Disclaimer: This is only my perspective, and these are my own opinions, and I'm sure that there are some factual errors in my understanding of this vast ecosystem.
posted by schmod at 10:44 AM on June 8, 2012 [22 favorites]


librarylis, is there anything in the Statistical Abstracts that isn't available in an easier, database-compatible format on either the Census website or its FTP server? I can't think of a less useful way to disseminate that information these days than in a book, or clunky PDF tables. I work with census data all the time, and never touch the Abstracts.

The proposed elimination of the ACS is absolutely horrible, and is a way for Republicans to hand off basic market demographic data to private collectors for profit. Absolute madness. It also serves as a convenient way to kill funding for social programs...if there's no public data demonstrating need or useful for funding allocation...the program dies.
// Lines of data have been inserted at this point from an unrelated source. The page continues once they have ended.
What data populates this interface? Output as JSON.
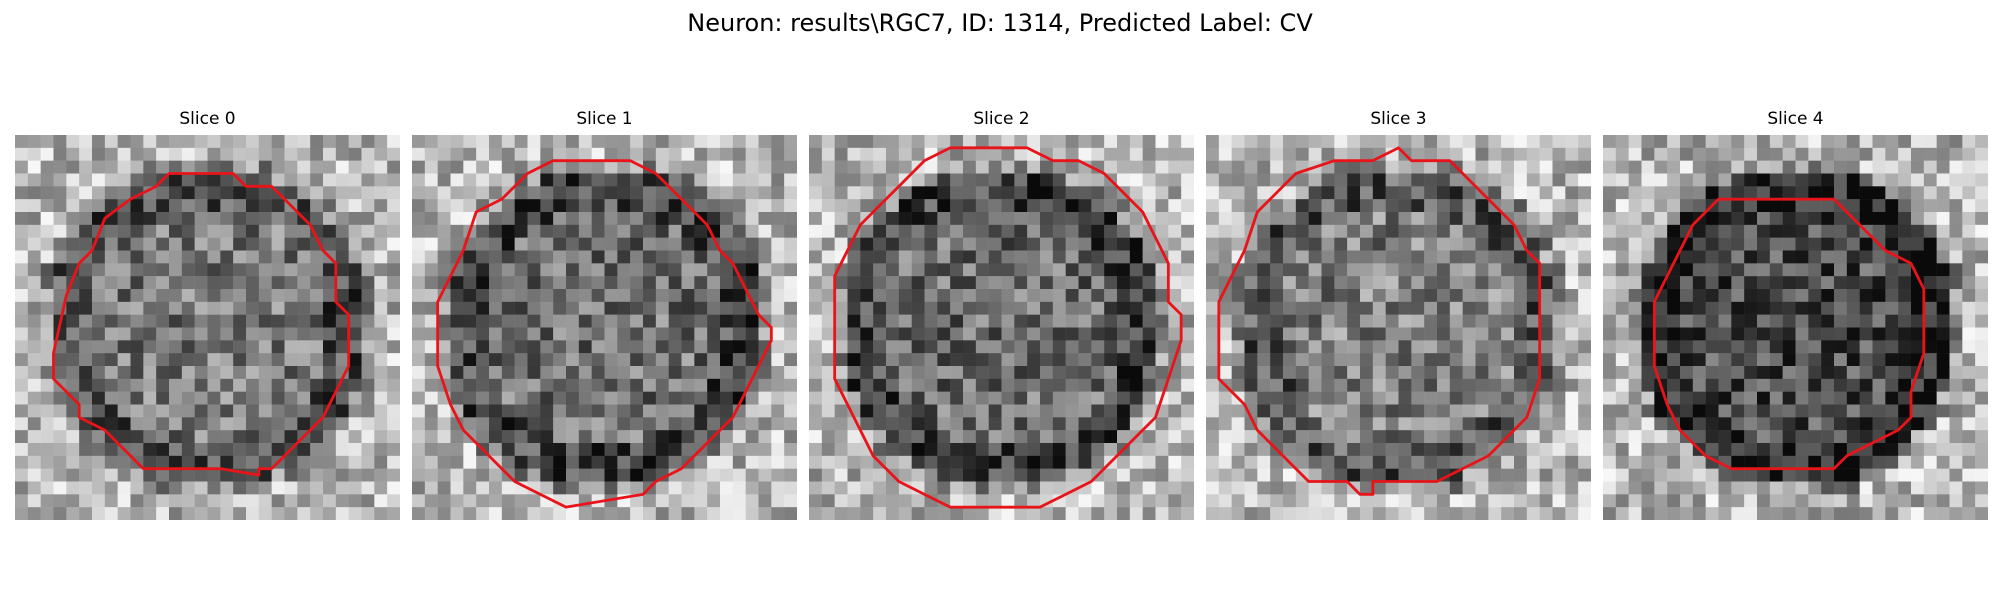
{
  "figure": {
    "title": "Neuron: results\\RGC7, ID: 1314, Predicted Label: CV",
    "outline_color": "#e8141a",
    "panels": [
      {
        "title": "Slice 0",
        "seed": 11,
        "interior_darkness": 0.05
      },
      {
        "title": "Slice 1",
        "seed": 23,
        "interior_darkness": 0.08
      },
      {
        "title": "Slice 2",
        "seed": 37,
        "interior_darkness": 0.1
      },
      {
        "title": "Slice 3",
        "seed": 51,
        "interior_darkness": 0.02
      },
      {
        "title": "Slice 4",
        "seed": 67,
        "interior_darkness": 0.22
      }
    ]
  }
}
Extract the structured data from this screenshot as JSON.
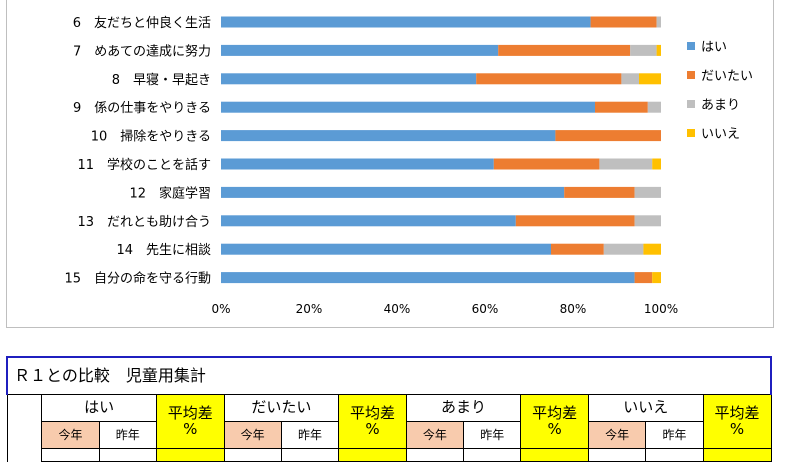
{
  "chart_data": {
    "type": "bar",
    "orientation": "horizontal",
    "stacked": true,
    "percent": true,
    "categories": [
      "6　友だちと仲良く生活",
      "7　めあての達成に努力",
      "8　早寝・早起き",
      "9　係の仕事をやりきる",
      "10　掃除をやりきる",
      "11　学校のことを話す",
      "12　家庭学習",
      "13　だれとも助け合う",
      "14　先生に相談",
      "15　自分の命を守る行動"
    ],
    "series": [
      {
        "name": "はい",
        "color": "#5b9bd5",
        "values": [
          84,
          63,
          58,
          85,
          76,
          62,
          78,
          67,
          75,
          94
        ]
      },
      {
        "name": "だいたい",
        "color": "#ed7d31",
        "values": [
          15,
          30,
          33,
          12,
          24,
          24,
          16,
          27,
          12,
          4
        ]
      },
      {
        "name": "あまり",
        "color": "#bfbfbf",
        "values": [
          1,
          6,
          4,
          3,
          0,
          12,
          6,
          6,
          9,
          0
        ]
      },
      {
        "name": "いいえ",
        "color": "#ffc000",
        "values": [
          0,
          1,
          5,
          0,
          0,
          2,
          0,
          0,
          4,
          2
        ]
      }
    ],
    "xlim": [
      0,
      100
    ],
    "xticks": [
      "0%",
      "20%",
      "40%",
      "60%",
      "80%",
      "100%"
    ],
    "legend": "right"
  },
  "table": {
    "title": "Ｒ１との比較　児童用集計",
    "headers": [
      "はい",
      "だいたい",
      "あまり",
      "いいえ"
    ],
    "diff_label_line1": "平均差",
    "diff_label_line2": "%",
    "this_year": "今年",
    "last_year": "昨年"
  }
}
To hell with 'em.
posted by Hollywood Upstairs Medical College at 10:45 AM on June 8, 2012


WARNING, SELF-LINK AHEAD

Shit like this is one of the reasons I spent my free time last year building LeafSeek, a free and open source historical records database system for people and organizations and archives and libraries to use. Open source code, no corporate owners, and provides an alternative to vendor lock-in. Oh, and a built-in API and geo-coded records, among other neat things.
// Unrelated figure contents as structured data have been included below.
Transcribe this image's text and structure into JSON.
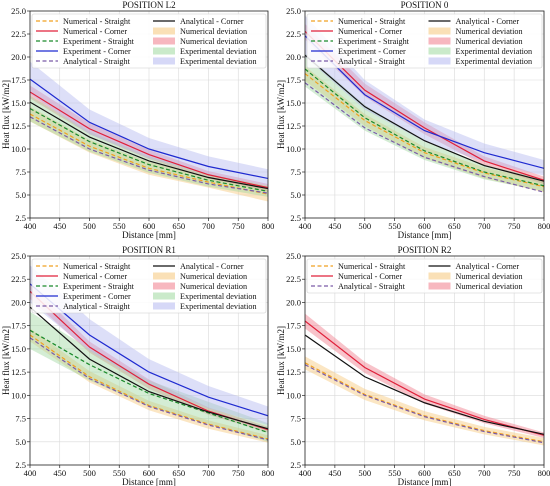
{
  "figure": {
    "background": "#ffffff"
  },
  "chart_data": [
    {
      "type": "line",
      "title": "POSITION L2",
      "xlabel": "Distance [mm]",
      "ylabel": "Heat flux [kW/m2]",
      "xlim": [
        400,
        800
      ],
      "ylim": [
        2.5,
        25.0
      ],
      "xticks": [
        {
          "value": 400,
          "label": "400"
        },
        {
          "value": 450,
          "label": "450"
        },
        {
          "value": 500,
          "label": "500"
        },
        {
          "value": 550,
          "label": "550"
        },
        {
          "value": 600,
          "label": "600"
        },
        {
          "value": 650,
          "label": "650"
        },
        {
          "value": 700,
          "label": "700"
        },
        {
          "value": 750,
          "label": "750"
        },
        {
          "value": 800,
          "label": "800"
        }
      ],
      "yticks": [
        "2.5",
        "5.0",
        "7.5",
        "10.0",
        "12.5",
        "15.0",
        "17.5",
        "20.0",
        "22.5",
        "25.0"
      ],
      "grid": true,
      "legend_position": "top",
      "x": [
        400,
        500,
        600,
        700,
        800
      ],
      "series": [
        {
          "name": "Numerical - Straight",
          "style": "dashed",
          "color": "#f0a020",
          "values": [
            13.8,
            10.3,
            7.9,
            6.4,
            5.1
          ]
        },
        {
          "name": "Numerical - Corner",
          "style": "solid",
          "color": "#e0203a",
          "values": [
            16.2,
            12.2,
            9.4,
            7.2,
            5.8
          ]
        },
        {
          "name": "Experiment - Straight",
          "style": "dashed",
          "color": "#1a8a2a",
          "values": [
            14.4,
            10.8,
            8.3,
            6.6,
            5.4
          ]
        },
        {
          "name": "Experiment - Corner",
          "style": "solid",
          "color": "#1f2ad0",
          "values": [
            17.6,
            12.9,
            10.0,
            8.1,
            6.8
          ]
        },
        {
          "name": "Analytical - Straight",
          "style": "dashed",
          "color": "#7a5ba8",
          "values": [
            13.5,
            10.0,
            7.7,
            6.2,
            5.2
          ]
        },
        {
          "name": "Analytical - Corner",
          "style": "solid",
          "color": "#111111",
          "values": [
            15.1,
            11.3,
            8.7,
            6.9,
            5.7
          ]
        }
      ],
      "bands": [
        {
          "name": "Numerical deviation",
          "color": "#f6c77a",
          "opacity": 0.45,
          "lower": [
            13.0,
            9.6,
            7.2,
            5.8,
            4.3
          ],
          "upper": [
            14.6,
            11.0,
            8.6,
            7.0,
            5.9
          ]
        },
        {
          "name": "Numerical deviation",
          "color": "#f07b8a",
          "opacity": 0.45,
          "lower": [
            15.5,
            11.6,
            8.9,
            6.8,
            5.4
          ],
          "upper": [
            16.9,
            12.8,
            9.9,
            7.6,
            6.2
          ]
        },
        {
          "name": "Experimental deviation",
          "color": "#9fd89f",
          "opacity": 0.45,
          "lower": [
            13.0,
            9.7,
            7.4,
            5.9,
            4.8
          ],
          "upper": [
            15.8,
            11.9,
            9.2,
            7.3,
            6.0
          ]
        },
        {
          "name": "Experimental deviation",
          "color": "#b4b8f0",
          "opacity": 0.45,
          "lower": [
            16.0,
            11.6,
            9.0,
            7.2,
            6.0
          ],
          "upper": [
            19.5,
            14.3,
            11.2,
            9.2,
            7.8
          ]
        }
      ]
    },
    {
      "type": "line",
      "title": "POSITION 0",
      "xlabel": "Distance [mm]",
      "ylabel": "Heat flux [kW/m2]",
      "xlim": [
        400,
        800
      ],
      "ylim": [
        2.5,
        25.0
      ],
      "xticks": [
        {
          "value": 400,
          "label": "400"
        },
        {
          "value": 450,
          "label": "450"
        },
        {
          "value": 500,
          "label": "500"
        },
        {
          "value": 550,
          "label": "550"
        },
        {
          "value": 600,
          "label": "600"
        },
        {
          "value": 650,
          "label": "650"
        },
        {
          "value": 700,
          "label": "700"
        },
        {
          "value": 750,
          "label": "750"
        },
        {
          "value": 800,
          "label": "800"
        }
      ],
      "yticks": [
        "2.5",
        "5.0",
        "7.5",
        "10.0",
        "12.5",
        "15.0",
        "17.5",
        "20.0",
        "22.5",
        "25.0"
      ],
      "grid": true,
      "legend_position": "top",
      "x": [
        400,
        500,
        600,
        700,
        800
      ],
      "series": [
        {
          "name": "Numerical - Straight",
          "style": "dashed",
          "color": "#f0a020",
          "values": [
            18.2,
            13.1,
            9.6,
            7.4,
            5.9
          ]
        },
        {
          "name": "Numerical - Corner",
          "style": "solid",
          "color": "#e0203a",
          "values": [
            22.8,
            16.4,
            12.3,
            8.7,
            6.6
          ]
        },
        {
          "name": "Experiment - Straight",
          "style": "dashed",
          "color": "#1a8a2a",
          "values": [
            18.7,
            13.4,
            9.8,
            7.5,
            6.0
          ]
        },
        {
          "name": "Experiment - Corner",
          "style": "solid",
          "color": "#1f2ad0",
          "values": [
            22.3,
            15.9,
            12.0,
            9.6,
            7.9
          ]
        },
        {
          "name": "Analytical - Straight",
          "style": "dashed",
          "color": "#7a5ba8",
          "values": [
            17.2,
            12.3,
            9.1,
            7.0,
            5.3
          ]
        },
        {
          "name": "Analytical - Corner",
          "style": "solid",
          "color": "#111111",
          "values": [
            20.2,
            14.6,
            10.9,
            8.2,
            6.5
          ]
        }
      ],
      "bands": [
        {
          "name": "Numerical deviation",
          "color": "#f6c77a",
          "opacity": 0.45,
          "lower": [
            17.4,
            12.5,
            9.0,
            6.8,
            5.3
          ],
          "upper": [
            19.0,
            13.8,
            10.2,
            8.0,
            6.5
          ]
        },
        {
          "name": "Numerical deviation",
          "color": "#f07b8a",
          "opacity": 0.45,
          "lower": [
            21.9,
            15.7,
            11.6,
            8.2,
            6.2
          ],
          "upper": [
            23.6,
            17.1,
            12.9,
            9.2,
            7.0
          ]
        },
        {
          "name": "Experimental deviation",
          "color": "#9fd89f",
          "opacity": 0.45,
          "lower": [
            16.8,
            12.0,
            8.8,
            6.7,
            5.4
          ],
          "upper": [
            20.4,
            14.8,
            10.8,
            8.3,
            6.7
          ]
        },
        {
          "name": "Experimental deviation",
          "color": "#b4b8f0",
          "opacity": 0.45,
          "lower": [
            20.0,
            14.3,
            10.8,
            8.6,
            7.1
          ],
          "upper": [
            24.5,
            17.5,
            13.2,
            10.6,
            8.8
          ]
        }
      ]
    },
    {
      "type": "line",
      "title": "POSITION R1",
      "xlabel": "Distance [mm]",
      "ylabel": "Heat flux [kW/m2]",
      "xlim": [
        400,
        800
      ],
      "ylim": [
        2.5,
        25.0
      ],
      "xticks": [
        {
          "value": 400,
          "label": "400"
        },
        {
          "value": 450,
          "label": "450"
        },
        {
          "value": 500,
          "label": "500"
        },
        {
          "value": 550,
          "label": "550"
        },
        {
          "value": 600,
          "label": "600"
        },
        {
          "value": 650,
          "label": "650"
        },
        {
          "value": 700,
          "label": "700"
        },
        {
          "value": 750,
          "label": "750"
        },
        {
          "value": 800,
          "label": "800"
        }
      ],
      "yticks": [
        "2.5",
        "5.0",
        "7.5",
        "10.0",
        "12.5",
        "15.0",
        "17.5",
        "20.0",
        "22.5",
        "25.0"
      ],
      "grid": true,
      "legend_position": "top",
      "x": [
        400,
        500,
        600,
        700,
        800
      ],
      "series": [
        {
          "name": "Numerical - Straight",
          "style": "dashed",
          "color": "#f0a020",
          "values": [
            16.5,
            12.0,
            8.9,
            6.9,
            5.3
          ]
        },
        {
          "name": "Numerical - Corner",
          "style": "solid",
          "color": "#e0203a",
          "values": [
            21.2,
            15.2,
            11.2,
            8.3,
            6.3
          ]
        },
        {
          "name": "Experiment - Straight",
          "style": "dashed",
          "color": "#1a8a2a",
          "values": [
            17.0,
            13.3,
            10.2,
            8.1,
            6.0
          ]
        },
        {
          "name": "Experiment - Corner",
          "style": "solid",
          "color": "#1f2ad0",
          "values": [
            22.0,
            16.5,
            12.5,
            9.8,
            7.8
          ]
        },
        {
          "name": "Analytical - Straight",
          "style": "dashed",
          "color": "#7a5ba8",
          "values": [
            16.2,
            11.8,
            8.8,
            6.8,
            5.2
          ]
        },
        {
          "name": "Analytical - Corner",
          "style": "solid",
          "color": "#111111",
          "values": [
            19.5,
            13.9,
            10.4,
            8.2,
            6.4
          ]
        }
      ],
      "bands": [
        {
          "name": "Numerical deviation",
          "color": "#f6c77a",
          "opacity": 0.45,
          "lower": [
            15.8,
            11.4,
            8.4,
            6.4,
            4.9
          ],
          "upper": [
            17.2,
            12.6,
            9.4,
            7.3,
            5.7
          ]
        },
        {
          "name": "Numerical deviation",
          "color": "#f07b8a",
          "opacity": 0.45,
          "lower": [
            20.4,
            14.6,
            10.7,
            7.9,
            6.0
          ],
          "upper": [
            22.0,
            15.8,
            11.7,
            8.7,
            6.6
          ]
        },
        {
          "name": "Experimental deviation",
          "color": "#9fd89f",
          "opacity": 0.45,
          "lower": [
            15.0,
            11.6,
            8.8,
            6.9,
            5.0
          ],
          "upper": [
            19.0,
            15.0,
            11.6,
            9.3,
            7.0
          ]
        },
        {
          "name": "Experimental deviation",
          "color": "#b4b8f0",
          "opacity": 0.45,
          "lower": [
            20.0,
            14.8,
            11.1,
            8.6,
            6.8
          ],
          "upper": [
            24.0,
            18.2,
            13.9,
            11.0,
            8.8
          ]
        }
      ]
    },
    {
      "type": "line",
      "title": "POSITION R2",
      "xlabel": "Distance [mm]",
      "ylabel": "Heat flux [kW/m2]",
      "xlim": [
        400,
        800
      ],
      "ylim": [
        2.5,
        25.0
      ],
      "xticks": [
        {
          "value": 400,
          "label": "400"
        },
        {
          "value": 450,
          "label": "450"
        },
        {
          "value": 500,
          "label": "500"
        },
        {
          "value": 550,
          "label": "550"
        },
        {
          "value": 600,
          "label": "600"
        },
        {
          "value": 650,
          "label": "650"
        },
        {
          "value": 700,
          "label": "700"
        },
        {
          "value": 750,
          "label": "750"
        },
        {
          "value": 800,
          "label": "800"
        }
      ],
      "yticks": [
        "2.5",
        "5.0",
        "7.5",
        "10.0",
        "12.5",
        "15.0",
        "17.5",
        "20.0",
        "22.5",
        "25.0"
      ],
      "grid": true,
      "legend_position": "top",
      "x": [
        400,
        500,
        600,
        700,
        800
      ],
      "series": [
        {
          "name": "Numerical - Straight",
          "style": "dashed",
          "color": "#f0a020",
          "values": [
            13.5,
            10.1,
            7.8,
            6.2,
            5.0
          ]
        },
        {
          "name": "Numerical - Corner",
          "style": "solid",
          "color": "#e0203a",
          "values": [
            18.0,
            13.0,
            9.6,
            7.4,
            5.7
          ]
        },
        {
          "name": "Analytical - Straight",
          "style": "dashed",
          "color": "#7a5ba8",
          "values": [
            13.3,
            10.0,
            7.7,
            6.1,
            4.9
          ]
        },
        {
          "name": "Analytical - Corner",
          "style": "solid",
          "color": "#111111",
          "values": [
            16.5,
            12.0,
            9.2,
            7.2,
            5.8
          ]
        }
      ],
      "bands": [
        {
          "name": "Numerical deviation",
          "color": "#f6c77a",
          "opacity": 0.45,
          "lower": [
            12.8,
            9.5,
            7.3,
            5.8,
            4.6
          ],
          "upper": [
            14.2,
            10.7,
            8.3,
            6.6,
            5.4
          ]
        },
        {
          "name": "Numerical deviation",
          "color": "#f07b8a",
          "opacity": 0.45,
          "lower": [
            17.2,
            12.4,
            9.1,
            7.0,
            5.4
          ],
          "upper": [
            18.8,
            13.6,
            10.1,
            7.8,
            6.0
          ]
        }
      ]
    }
  ]
}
(MetaFilter even helped me name it!)

posted by Asparagirl at 10:49 AM on June 8, 2012 [9 favorites]


My tax dollars went to create those bills. Seems reasonable I should be able to see what they bought.
posted by Triplanetary at 10:58 AM on June 8, 2012 [1 favorite]


If you can't see the laws, how do you know they're fully funding Medicare?
posted by Holy Zarquon's Singing Fish at 11:03 AM on June 8, 2012


Funny. If you look at USAID "Democracy and Governance" programs around the world, one of the things that we're trying to promote with our tax dollars is promoting legislative transparency.
posted by RandlePatrickMcMurphy at 11:33 AM on June 8, 2012


Skimming the thread I didn't see this mentioned: the Washington Post today had a related article on govtrack.us
posted by exogenous at 11:40 AM on June 8, 2012


There currently is no comparable technology for the application and verification of digital signatures on XML documents.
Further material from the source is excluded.